To „zapomnienie się” sędziów, którzy do niedawna skandowali słowo „konstytucja” – choć po tym, jak przewodnicząca KE oświadczyła, że polska konstytucja to prawo podrzędne wobec rozporządzeń UE, nieco w tym przycichli – jest niezwykle symboliczne. Tu o żadnych niezawisłych sędziach nie może być przecież mowy – to wprost działacze opozycji i jako tacy powinni zrzucić sędziowskie togi. Konstytucja mówi jasno: sędzia nie może uczestniczyć w akcjach politycznych czy partyjnych. To, że przedstawicielom Iustitii, organizacji w istocie czysto politycznej, skupiającej sędziów zwalczających rząd, nie zapaliła się lampka alarmowa, gdy wybierali się na imprezę KOD i gdy oklaskiwali Tuska, świadczy o odrzuceniu przez nich choćby pozorów przestrzegania zasad praworządności.

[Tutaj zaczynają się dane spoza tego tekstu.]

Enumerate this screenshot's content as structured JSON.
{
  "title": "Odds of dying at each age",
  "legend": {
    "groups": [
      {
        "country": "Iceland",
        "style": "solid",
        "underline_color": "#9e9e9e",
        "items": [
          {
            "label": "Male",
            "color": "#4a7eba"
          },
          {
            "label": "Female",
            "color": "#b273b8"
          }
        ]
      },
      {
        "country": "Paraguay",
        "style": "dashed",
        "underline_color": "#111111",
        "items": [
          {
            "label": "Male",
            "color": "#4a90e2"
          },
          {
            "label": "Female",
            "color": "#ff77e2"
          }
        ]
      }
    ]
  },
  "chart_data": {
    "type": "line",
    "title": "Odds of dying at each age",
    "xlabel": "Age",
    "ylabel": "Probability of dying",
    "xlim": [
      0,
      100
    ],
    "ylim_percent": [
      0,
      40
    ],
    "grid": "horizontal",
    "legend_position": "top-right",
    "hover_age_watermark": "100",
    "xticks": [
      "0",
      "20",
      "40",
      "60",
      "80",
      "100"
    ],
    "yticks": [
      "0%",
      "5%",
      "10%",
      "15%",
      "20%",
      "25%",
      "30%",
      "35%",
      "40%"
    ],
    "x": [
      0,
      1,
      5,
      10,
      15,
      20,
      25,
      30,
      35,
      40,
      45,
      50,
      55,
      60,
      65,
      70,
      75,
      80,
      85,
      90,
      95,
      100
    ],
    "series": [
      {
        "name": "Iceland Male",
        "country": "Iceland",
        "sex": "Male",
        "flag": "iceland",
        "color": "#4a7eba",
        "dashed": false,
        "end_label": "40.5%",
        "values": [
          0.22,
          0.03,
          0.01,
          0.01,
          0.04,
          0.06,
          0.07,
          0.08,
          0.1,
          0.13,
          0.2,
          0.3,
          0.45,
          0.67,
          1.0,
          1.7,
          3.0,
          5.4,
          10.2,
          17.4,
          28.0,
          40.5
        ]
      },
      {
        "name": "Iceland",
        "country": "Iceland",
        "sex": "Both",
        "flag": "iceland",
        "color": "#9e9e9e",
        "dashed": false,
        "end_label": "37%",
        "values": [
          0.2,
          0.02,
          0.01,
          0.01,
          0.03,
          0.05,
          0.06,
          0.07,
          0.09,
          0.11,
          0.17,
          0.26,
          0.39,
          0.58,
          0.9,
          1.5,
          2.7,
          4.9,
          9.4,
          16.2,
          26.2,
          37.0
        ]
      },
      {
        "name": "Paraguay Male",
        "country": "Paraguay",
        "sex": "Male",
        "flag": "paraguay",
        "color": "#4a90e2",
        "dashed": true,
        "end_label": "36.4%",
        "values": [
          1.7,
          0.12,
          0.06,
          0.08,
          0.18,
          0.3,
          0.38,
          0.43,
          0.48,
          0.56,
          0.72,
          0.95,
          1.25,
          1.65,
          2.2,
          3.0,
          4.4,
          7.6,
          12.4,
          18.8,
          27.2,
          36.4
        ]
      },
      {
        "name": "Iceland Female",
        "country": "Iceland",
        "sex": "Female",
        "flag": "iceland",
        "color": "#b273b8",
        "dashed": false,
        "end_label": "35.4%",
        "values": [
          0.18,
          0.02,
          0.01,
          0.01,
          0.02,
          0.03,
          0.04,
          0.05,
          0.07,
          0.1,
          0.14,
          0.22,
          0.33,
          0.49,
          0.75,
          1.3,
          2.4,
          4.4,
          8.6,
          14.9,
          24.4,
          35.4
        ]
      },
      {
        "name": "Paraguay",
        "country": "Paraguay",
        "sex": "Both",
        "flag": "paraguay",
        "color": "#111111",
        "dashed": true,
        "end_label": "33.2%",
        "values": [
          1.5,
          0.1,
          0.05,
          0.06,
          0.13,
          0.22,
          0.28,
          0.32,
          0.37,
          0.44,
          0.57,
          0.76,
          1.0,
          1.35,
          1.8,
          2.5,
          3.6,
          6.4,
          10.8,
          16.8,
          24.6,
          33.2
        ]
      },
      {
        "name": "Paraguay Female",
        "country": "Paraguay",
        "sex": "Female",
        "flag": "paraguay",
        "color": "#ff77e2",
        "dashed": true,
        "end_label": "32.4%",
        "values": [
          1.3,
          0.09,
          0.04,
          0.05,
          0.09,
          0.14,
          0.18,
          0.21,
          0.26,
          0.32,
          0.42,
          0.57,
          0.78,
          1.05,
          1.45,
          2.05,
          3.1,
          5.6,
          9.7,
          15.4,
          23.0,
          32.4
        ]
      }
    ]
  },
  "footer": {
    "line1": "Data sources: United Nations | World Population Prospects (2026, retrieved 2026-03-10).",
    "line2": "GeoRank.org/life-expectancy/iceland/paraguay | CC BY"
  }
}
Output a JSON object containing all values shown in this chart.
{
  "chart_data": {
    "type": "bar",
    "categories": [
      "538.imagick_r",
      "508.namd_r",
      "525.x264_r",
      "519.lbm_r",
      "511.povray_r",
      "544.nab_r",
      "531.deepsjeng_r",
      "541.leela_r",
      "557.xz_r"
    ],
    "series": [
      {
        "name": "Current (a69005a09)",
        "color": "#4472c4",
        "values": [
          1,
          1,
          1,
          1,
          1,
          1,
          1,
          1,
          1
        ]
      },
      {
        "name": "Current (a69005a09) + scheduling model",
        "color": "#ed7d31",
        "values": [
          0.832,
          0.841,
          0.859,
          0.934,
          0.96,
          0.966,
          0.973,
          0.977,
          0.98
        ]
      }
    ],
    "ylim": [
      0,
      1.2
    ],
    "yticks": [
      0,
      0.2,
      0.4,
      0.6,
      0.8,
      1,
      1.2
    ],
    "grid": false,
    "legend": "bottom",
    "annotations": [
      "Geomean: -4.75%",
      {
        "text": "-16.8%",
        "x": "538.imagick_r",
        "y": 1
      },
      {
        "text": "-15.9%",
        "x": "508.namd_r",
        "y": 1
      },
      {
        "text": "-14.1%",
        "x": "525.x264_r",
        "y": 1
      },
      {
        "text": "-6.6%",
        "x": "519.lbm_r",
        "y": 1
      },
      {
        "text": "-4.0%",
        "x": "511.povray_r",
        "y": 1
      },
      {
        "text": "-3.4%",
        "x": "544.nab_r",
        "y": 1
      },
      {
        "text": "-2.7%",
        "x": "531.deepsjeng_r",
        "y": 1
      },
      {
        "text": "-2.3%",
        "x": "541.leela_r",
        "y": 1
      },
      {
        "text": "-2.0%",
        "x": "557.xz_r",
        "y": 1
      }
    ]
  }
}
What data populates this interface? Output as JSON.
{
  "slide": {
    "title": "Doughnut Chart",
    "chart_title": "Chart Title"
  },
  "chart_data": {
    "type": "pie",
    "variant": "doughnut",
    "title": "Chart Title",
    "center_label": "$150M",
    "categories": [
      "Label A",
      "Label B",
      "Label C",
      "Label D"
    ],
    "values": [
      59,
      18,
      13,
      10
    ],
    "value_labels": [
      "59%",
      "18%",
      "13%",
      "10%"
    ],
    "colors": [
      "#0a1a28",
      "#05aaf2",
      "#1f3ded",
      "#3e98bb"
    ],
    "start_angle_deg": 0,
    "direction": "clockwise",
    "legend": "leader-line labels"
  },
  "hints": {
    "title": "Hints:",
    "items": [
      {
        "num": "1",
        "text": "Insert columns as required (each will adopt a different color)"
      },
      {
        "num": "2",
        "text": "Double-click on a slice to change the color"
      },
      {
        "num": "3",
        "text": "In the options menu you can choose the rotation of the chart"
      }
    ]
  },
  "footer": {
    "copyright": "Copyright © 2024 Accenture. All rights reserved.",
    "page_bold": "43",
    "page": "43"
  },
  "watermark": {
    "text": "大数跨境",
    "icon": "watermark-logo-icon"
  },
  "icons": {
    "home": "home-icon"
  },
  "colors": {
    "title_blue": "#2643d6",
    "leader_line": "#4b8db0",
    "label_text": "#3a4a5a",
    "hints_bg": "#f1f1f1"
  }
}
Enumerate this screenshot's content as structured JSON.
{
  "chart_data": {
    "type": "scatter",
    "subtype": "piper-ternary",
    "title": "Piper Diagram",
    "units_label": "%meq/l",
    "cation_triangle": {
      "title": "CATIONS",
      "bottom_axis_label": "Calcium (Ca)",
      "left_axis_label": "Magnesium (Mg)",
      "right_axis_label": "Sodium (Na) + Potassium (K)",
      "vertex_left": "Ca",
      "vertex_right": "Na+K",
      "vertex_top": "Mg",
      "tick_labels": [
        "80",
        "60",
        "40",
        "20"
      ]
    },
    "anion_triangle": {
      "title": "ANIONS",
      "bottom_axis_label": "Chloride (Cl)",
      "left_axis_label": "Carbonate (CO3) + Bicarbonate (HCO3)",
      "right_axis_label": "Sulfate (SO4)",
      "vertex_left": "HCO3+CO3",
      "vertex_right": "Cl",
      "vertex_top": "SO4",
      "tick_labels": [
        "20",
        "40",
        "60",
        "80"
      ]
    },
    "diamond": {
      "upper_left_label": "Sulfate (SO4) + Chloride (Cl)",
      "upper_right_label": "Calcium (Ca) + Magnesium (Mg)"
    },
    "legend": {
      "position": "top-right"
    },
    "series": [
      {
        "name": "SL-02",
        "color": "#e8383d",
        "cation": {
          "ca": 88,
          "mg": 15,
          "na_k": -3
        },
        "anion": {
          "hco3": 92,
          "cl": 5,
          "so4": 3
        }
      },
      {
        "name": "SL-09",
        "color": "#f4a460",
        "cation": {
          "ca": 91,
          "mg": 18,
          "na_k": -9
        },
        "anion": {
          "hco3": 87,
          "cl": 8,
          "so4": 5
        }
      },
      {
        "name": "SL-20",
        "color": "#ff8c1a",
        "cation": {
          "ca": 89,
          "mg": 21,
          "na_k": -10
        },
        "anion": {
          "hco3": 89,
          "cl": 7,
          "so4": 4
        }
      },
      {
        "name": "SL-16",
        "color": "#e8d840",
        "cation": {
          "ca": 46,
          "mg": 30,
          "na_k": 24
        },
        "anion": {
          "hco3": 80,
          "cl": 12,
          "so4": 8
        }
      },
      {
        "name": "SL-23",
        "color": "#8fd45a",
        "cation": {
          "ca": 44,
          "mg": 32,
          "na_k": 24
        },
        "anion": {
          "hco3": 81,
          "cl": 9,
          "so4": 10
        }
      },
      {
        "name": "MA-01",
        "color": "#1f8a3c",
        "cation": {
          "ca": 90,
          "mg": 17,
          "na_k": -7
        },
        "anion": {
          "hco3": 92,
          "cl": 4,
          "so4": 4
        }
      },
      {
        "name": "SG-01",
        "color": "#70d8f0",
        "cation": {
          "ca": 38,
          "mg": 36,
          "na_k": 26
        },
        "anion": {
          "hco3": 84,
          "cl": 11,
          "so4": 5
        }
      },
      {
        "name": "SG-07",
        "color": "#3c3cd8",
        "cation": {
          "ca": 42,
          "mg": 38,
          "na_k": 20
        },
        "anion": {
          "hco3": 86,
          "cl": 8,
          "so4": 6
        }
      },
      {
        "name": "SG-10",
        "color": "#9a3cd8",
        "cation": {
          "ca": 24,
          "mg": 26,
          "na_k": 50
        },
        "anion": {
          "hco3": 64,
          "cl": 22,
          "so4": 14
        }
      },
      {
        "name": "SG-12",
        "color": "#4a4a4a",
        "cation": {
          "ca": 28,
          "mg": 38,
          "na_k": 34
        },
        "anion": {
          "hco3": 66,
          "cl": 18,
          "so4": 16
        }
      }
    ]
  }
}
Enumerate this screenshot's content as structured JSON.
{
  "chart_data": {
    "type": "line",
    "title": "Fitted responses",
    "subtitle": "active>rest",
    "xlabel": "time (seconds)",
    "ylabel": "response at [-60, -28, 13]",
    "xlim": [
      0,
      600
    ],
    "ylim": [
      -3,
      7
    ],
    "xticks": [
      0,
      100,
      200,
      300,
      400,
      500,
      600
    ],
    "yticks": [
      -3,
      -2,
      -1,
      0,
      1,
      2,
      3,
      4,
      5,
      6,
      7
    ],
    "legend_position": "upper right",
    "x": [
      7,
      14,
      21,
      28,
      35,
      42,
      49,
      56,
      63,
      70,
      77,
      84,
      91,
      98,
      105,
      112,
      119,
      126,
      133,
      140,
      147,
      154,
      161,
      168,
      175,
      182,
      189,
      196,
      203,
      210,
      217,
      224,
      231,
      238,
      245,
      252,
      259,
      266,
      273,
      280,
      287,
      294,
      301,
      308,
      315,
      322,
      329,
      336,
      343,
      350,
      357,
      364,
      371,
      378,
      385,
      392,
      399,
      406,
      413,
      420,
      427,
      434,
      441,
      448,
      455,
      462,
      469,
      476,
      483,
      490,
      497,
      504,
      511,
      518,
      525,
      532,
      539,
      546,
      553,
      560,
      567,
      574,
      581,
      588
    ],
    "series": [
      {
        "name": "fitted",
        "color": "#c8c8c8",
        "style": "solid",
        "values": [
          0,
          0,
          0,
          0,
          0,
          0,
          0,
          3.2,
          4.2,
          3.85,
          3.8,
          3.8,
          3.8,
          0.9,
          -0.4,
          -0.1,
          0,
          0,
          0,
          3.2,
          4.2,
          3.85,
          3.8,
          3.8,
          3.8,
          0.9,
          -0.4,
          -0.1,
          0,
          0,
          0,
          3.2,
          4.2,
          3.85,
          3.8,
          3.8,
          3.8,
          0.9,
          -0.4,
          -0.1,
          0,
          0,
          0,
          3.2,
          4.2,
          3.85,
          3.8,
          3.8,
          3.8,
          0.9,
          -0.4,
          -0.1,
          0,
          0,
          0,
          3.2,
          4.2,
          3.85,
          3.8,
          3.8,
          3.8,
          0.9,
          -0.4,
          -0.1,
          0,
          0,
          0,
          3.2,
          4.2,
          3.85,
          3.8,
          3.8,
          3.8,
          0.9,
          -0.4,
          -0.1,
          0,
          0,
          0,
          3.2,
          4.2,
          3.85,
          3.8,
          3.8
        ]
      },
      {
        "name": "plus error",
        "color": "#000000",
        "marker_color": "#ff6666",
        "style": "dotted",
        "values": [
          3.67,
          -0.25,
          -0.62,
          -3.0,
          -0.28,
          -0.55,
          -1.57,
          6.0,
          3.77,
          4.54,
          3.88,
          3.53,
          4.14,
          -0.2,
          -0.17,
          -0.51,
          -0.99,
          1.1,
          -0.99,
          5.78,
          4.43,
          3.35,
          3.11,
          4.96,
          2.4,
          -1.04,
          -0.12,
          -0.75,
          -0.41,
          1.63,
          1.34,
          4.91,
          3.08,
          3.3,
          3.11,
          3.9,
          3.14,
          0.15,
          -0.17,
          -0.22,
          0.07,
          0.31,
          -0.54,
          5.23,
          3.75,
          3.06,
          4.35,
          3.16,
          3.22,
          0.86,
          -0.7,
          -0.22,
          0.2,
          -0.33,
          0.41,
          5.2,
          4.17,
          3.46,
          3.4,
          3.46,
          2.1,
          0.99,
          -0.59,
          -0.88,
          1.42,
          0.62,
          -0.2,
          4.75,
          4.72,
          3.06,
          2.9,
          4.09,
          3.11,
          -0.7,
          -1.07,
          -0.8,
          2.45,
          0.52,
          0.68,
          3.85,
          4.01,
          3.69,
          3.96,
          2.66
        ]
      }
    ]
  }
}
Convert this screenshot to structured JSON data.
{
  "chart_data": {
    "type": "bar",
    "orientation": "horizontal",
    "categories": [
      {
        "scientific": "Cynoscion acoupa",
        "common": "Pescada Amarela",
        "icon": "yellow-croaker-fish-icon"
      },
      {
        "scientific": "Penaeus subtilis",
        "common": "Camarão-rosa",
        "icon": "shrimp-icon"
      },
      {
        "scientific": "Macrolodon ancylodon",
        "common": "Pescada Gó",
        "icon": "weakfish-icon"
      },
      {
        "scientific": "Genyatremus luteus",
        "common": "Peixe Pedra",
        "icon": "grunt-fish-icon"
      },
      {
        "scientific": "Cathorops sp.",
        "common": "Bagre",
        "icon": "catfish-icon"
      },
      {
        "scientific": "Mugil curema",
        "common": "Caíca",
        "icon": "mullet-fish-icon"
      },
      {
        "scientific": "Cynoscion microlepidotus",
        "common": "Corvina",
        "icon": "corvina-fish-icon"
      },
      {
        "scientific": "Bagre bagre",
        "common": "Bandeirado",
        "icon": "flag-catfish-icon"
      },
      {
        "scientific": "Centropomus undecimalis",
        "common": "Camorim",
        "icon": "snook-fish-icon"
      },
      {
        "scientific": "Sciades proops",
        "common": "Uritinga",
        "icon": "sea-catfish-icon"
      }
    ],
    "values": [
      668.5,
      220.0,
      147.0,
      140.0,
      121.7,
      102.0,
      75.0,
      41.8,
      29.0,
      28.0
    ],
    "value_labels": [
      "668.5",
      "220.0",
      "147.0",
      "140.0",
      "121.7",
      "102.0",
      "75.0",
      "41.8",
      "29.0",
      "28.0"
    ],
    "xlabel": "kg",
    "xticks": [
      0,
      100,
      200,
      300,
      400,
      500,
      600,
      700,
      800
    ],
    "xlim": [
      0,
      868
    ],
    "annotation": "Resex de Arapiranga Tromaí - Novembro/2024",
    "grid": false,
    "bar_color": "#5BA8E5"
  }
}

Wyjaśnienia, że byli na imprezie „organizacji pozarządowej”, a lidera totalnej opozycji oklaskiwali „kurtuazyjnie”, są żałosnym kłamstwem. Oklaskiwali swego lidera. Akuratnego dla poziomu tej kasty.
Sędziowie fetują szefa
„Niezawiśli” sędziowie zgotowali owację Donaldowi Tuskowi na jubileuszu powołanej przez środowiska PO i jej medialnego koalicjanta z ul. Czerskiej organizacji, która pod hasłem „obrony demokracji” prowadzi działalność o charakterze bojówkarskim.